In the usual nighttime scenarios, such as a poorly lit restaurant, the iPhone 13 mini doesn’t feature any noticeable improvements. That being said, it still captures excellent pictures at night. They’re decently bright, have plenty of detail, and come out without any noise or blur more often than not.
However, what was more fun and valuable was the iPhone 13 mini’s new camera software tricks. With the Cinematic mode, you can record Portrait-esque videos, where you can shift the focus and bokeh on various subjects. Another called Photographic Styles, is truly a game-changer for me. It lets you edit the default look of the photos from the camera app. Since I’ve spent years with a Google Pixel, I switched to the Rich Contrast photographic style, which automatically pumps up the shadows in the viewfinder and all your shots.
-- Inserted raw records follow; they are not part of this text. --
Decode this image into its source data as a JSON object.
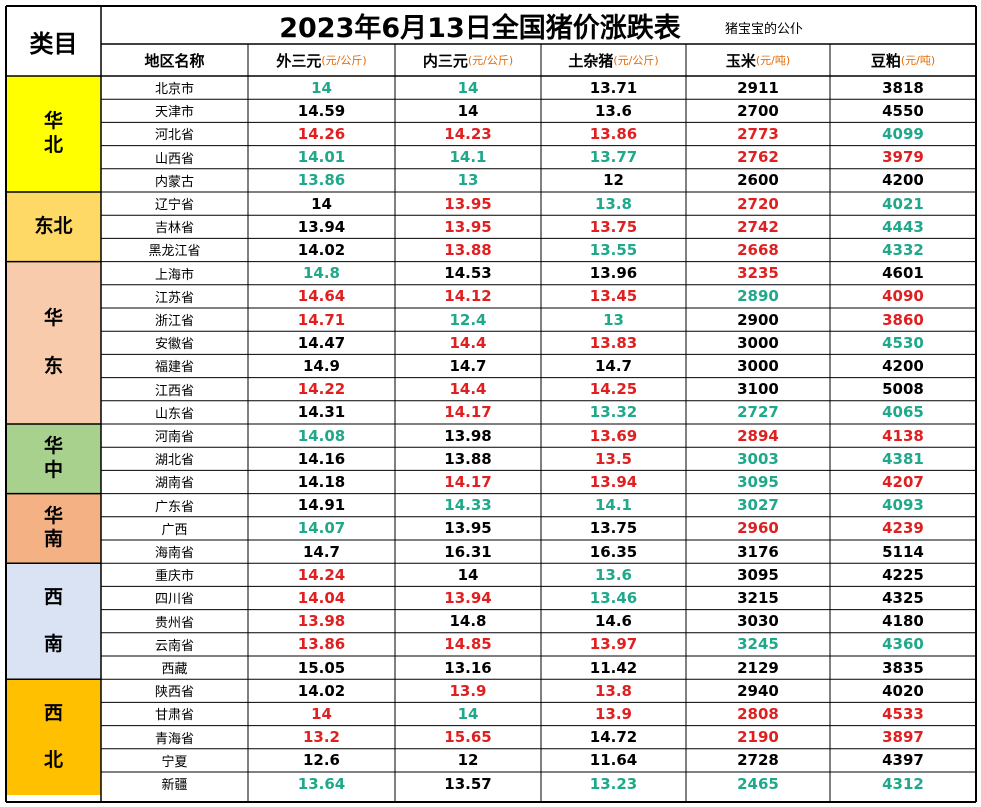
{
  "header": {
    "category_title": "类目",
    "title": "2023年6月13日全国猪价涨跌表",
    "subtitle": "猪宝宝的公仆"
  },
  "columns": [
    {
      "label": "地区名称",
      "unit": ""
    },
    {
      "label": "外三元",
      "unit": "(元/公斤)"
    },
    {
      "label": "内三元",
      "unit": "(元/公斤)"
    },
    {
      "label": "土杂猪",
      "unit": "(元/公斤)"
    },
    {
      "label": "玉米",
      "unit": "(元/吨)"
    },
    {
      "label": "豆粕",
      "unit": "(元/吨)"
    }
  ],
  "colors": {
    "normal": "#000000",
    "up": "#e02020",
    "down": "#1fa88a",
    "unit": "#e36c09"
  },
  "categories": [
    {
      "label": "华\n北",
      "rows": 5,
      "color": "#ffff00"
    },
    {
      "label": "东北",
      "rows": 3,
      "color": "#ffd966"
    },
    {
      "label": "华\n\n东",
      "rows": 7,
      "color": "#f8cbad"
    },
    {
      "label": "华\n中",
      "rows": 3,
      "color": "#a9d18e"
    },
    {
      "label": "华\n南",
      "rows": 3,
      "color": "#f4b183"
    },
    {
      "label": "西\n\n南",
      "rows": 5,
      "color": "#dae3f3"
    },
    {
      "label": "西\n\n北",
      "rows": 5,
      "color": "#ffc000"
    }
  ],
  "rows": [
    {
      "region": "北京市",
      "values": [
        "14",
        "14",
        "13.71",
        "2911",
        "3818"
      ],
      "colors": [
        "g",
        "g",
        "n",
        "n",
        "n"
      ]
    },
    {
      "region": "天津市",
      "values": [
        "14.59",
        "14",
        "13.6",
        "2700",
        "4550"
      ],
      "colors": [
        "n",
        "n",
        "n",
        "n",
        "n"
      ]
    },
    {
      "region": "河北省",
      "values": [
        "14.26",
        "14.23",
        "13.86",
        "2773",
        "4099"
      ],
      "colors": [
        "r",
        "r",
        "r",
        "r",
        "g"
      ]
    },
    {
      "region": "山西省",
      "values": [
        "14.01",
        "14.1",
        "13.77",
        "2762",
        "3979"
      ],
      "colors": [
        "g",
        "g",
        "g",
        "r",
        "r"
      ]
    },
    {
      "region": "内蒙古",
      "values": [
        "13.86",
        "13",
        "12",
        "2600",
        "4200"
      ],
      "colors": [
        "g",
        "g",
        "n",
        "n",
        "n"
      ]
    },
    {
      "region": "辽宁省",
      "values": [
        "14",
        "13.95",
        "13.8",
        "2720",
        "4021"
      ],
      "colors": [
        "n",
        "r",
        "g",
        "r",
        "g"
      ]
    },
    {
      "region": "吉林省",
      "values": [
        "13.94",
        "13.95",
        "13.75",
        "2742",
        "4443"
      ],
      "colors": [
        "n",
        "r",
        "r",
        "r",
        "g"
      ]
    },
    {
      "region": "黑龙江省",
      "values": [
        "14.02",
        "13.88",
        "13.55",
        "2668",
        "4332"
      ],
      "colors": [
        "n",
        "r",
        "g",
        "r",
        "g"
      ]
    },
    {
      "region": "上海市",
      "values": [
        "14.8",
        "14.53",
        "13.96",
        "3235",
        "4601"
      ],
      "colors": [
        "g",
        "n",
        "n",
        "r",
        "n"
      ]
    },
    {
      "region": "江苏省",
      "values": [
        "14.64",
        "14.12",
        "13.45",
        "2890",
        "4090"
      ],
      "colors": [
        "r",
        "r",
        "r",
        "g",
        "r"
      ]
    },
    {
      "region": "浙江省",
      "values": [
        "14.71",
        "12.4",
        "13",
        "2900",
        "3860"
      ],
      "colors": [
        "r",
        "g",
        "g",
        "n",
        "r"
      ]
    },
    {
      "region": "安徽省",
      "values": [
        "14.47",
        "14.4",
        "13.83",
        "3000",
        "4530"
      ],
      "colors": [
        "n",
        "r",
        "r",
        "n",
        "g"
      ]
    },
    {
      "region": "福建省",
      "values": [
        "14.9",
        "14.7",
        "14.7",
        "3000",
        "4200"
      ],
      "colors": [
        "n",
        "n",
        "n",
        "n",
        "n"
      ]
    },
    {
      "region": "江西省",
      "values": [
        "14.22",
        "14.4",
        "14.25",
        "3100",
        "5008"
      ],
      "colors": [
        "r",
        "r",
        "r",
        "n",
        "n"
      ]
    },
    {
      "region": "山东省",
      "values": [
        "14.31",
        "14.17",
        "13.32",
        "2727",
        "4065"
      ],
      "colors": [
        "n",
        "r",
        "g",
        "g",
        "g"
      ]
    },
    {
      "region": "河南省",
      "values": [
        "14.08",
        "13.98",
        "13.69",
        "2894",
        "4138"
      ],
      "colors": [
        "g",
        "n",
        "r",
        "r",
        "r"
      ]
    },
    {
      "region": "湖北省",
      "values": [
        "14.16",
        "13.88",
        "13.5",
        "3003",
        "4381"
      ],
      "colors": [
        "n",
        "n",
        "r",
        "g",
        "g"
      ]
    },
    {
      "region": "湖南省",
      "values": [
        "14.18",
        "14.17",
        "13.94",
        "3095",
        "4207"
      ],
      "colors": [
        "n",
        "r",
        "r",
        "g",
        "r"
      ]
    },
    {
      "region": "广东省",
      "values": [
        "14.91",
        "14.33",
        "14.1",
        "3027",
        "4093"
      ],
      "colors": [
        "n",
        "g",
        "g",
        "g",
        "g"
      ]
    },
    {
      "region": "广西",
      "values": [
        "14.07",
        "13.95",
        "13.75",
        "2960",
        "4239"
      ],
      "colors": [
        "g",
        "n",
        "n",
        "r",
        "r"
      ]
    },
    {
      "region": "海南省",
      "values": [
        "14.7",
        "16.31",
        "16.35",
        "3176",
        "5114"
      ],
      "colors": [
        "n",
        "n",
        "n",
        "n",
        "n"
      ]
    },
    {
      "region": "重庆市",
      "values": [
        "14.24",
        "14",
        "13.6",
        "3095",
        "4225"
      ],
      "colors": [
        "r",
        "n",
        "g",
        "n",
        "n"
      ]
    },
    {
      "region": "四川省",
      "values": [
        "14.04",
        "13.94",
        "13.46",
        "3215",
        "4325"
      ],
      "colors": [
        "r",
        "r",
        "g",
        "n",
        "n"
      ]
    },
    {
      "region": "贵州省",
      "values": [
        "13.98",
        "14.8",
        "14.6",
        "3030",
        "4180"
      ],
      "colors": [
        "r",
        "n",
        "n",
        "n",
        "n"
      ]
    },
    {
      "region": "云南省",
      "values": [
        "13.86",
        "14.85",
        "13.97",
        "3245",
        "4360"
      ],
      "colors": [
        "r",
        "r",
        "r",
        "g",
        "g"
      ]
    },
    {
      "region": "西藏",
      "values": [
        "15.05",
        "13.16",
        "11.42",
        "2129",
        "3835"
      ],
      "colors": [
        "n",
        "n",
        "n",
        "n",
        "n"
      ]
    },
    {
      "region": "陕西省",
      "values": [
        "14.02",
        "13.9",
        "13.8",
        "2940",
        "4020"
      ],
      "colors": [
        "n",
        "r",
        "r",
        "n",
        "n"
      ]
    },
    {
      "region": "甘肃省",
      "values": [
        "14",
        "14",
        "13.9",
        "2808",
        "4533"
      ],
      "colors": [
        "r",
        "g",
        "r",
        "r",
        "r"
      ]
    },
    {
      "region": "青海省",
      "values": [
        "13.2",
        "15.65",
        "14.72",
        "2190",
        "3897"
      ],
      "colors": [
        "r",
        "r",
        "n",
        "r",
        "r"
      ]
    },
    {
      "region": "宁夏",
      "values": [
        "12.6",
        "12",
        "11.64",
        "2728",
        "4397"
      ],
      "colors": [
        "n",
        "n",
        "n",
        "n",
        "n"
      ]
    },
    {
      "region": "新疆",
      "values": [
        "13.64",
        "13.57",
        "13.23",
        "2465",
        "4312"
      ],
      "colors": [
        "g",
        "n",
        "g",
        "g",
        "g"
      ]
    }
  ]
}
iPhone 13 mini long-term review: Complaints
There’s little to complain about with the iPhone 13 mini, but I did come across a handful of crucial aspects Apple overlooked. Face ID is one of those, and it’s still not as fast as a physical fingerprint sensor, especially with masks. The iPad Pro’s side-mounted fingerprint reader, I believe, could fit in the iPhone mini’s case and potentially also allow Apple to achieve a higher screen-to-body ratio.
What’s more, although the iPhone 13 mini doesn’t heat up a lot during regular usage, it becomes uncomfortably warm while charging via MagSafe. This could have an adverse effect on the battery’s longevity and health.
iPhone 13 mini long-term review: Conclusion
The iPhone 13 mini is the small phone of people’s dreams, and you no longer have to compromise on battery life to live with it. Apple managed to cram in a laundry list of incremental upgrades, and together, they perfect a smartphone that was already hard to fault.
Rumors suggest Apple may kill the mini iPhone next year. So if you’ve been waiting to get one, the iPhone 13 mini is the way to go since its faster processor will also ensure it receives major annual updates at least for a year longer than its predecessor.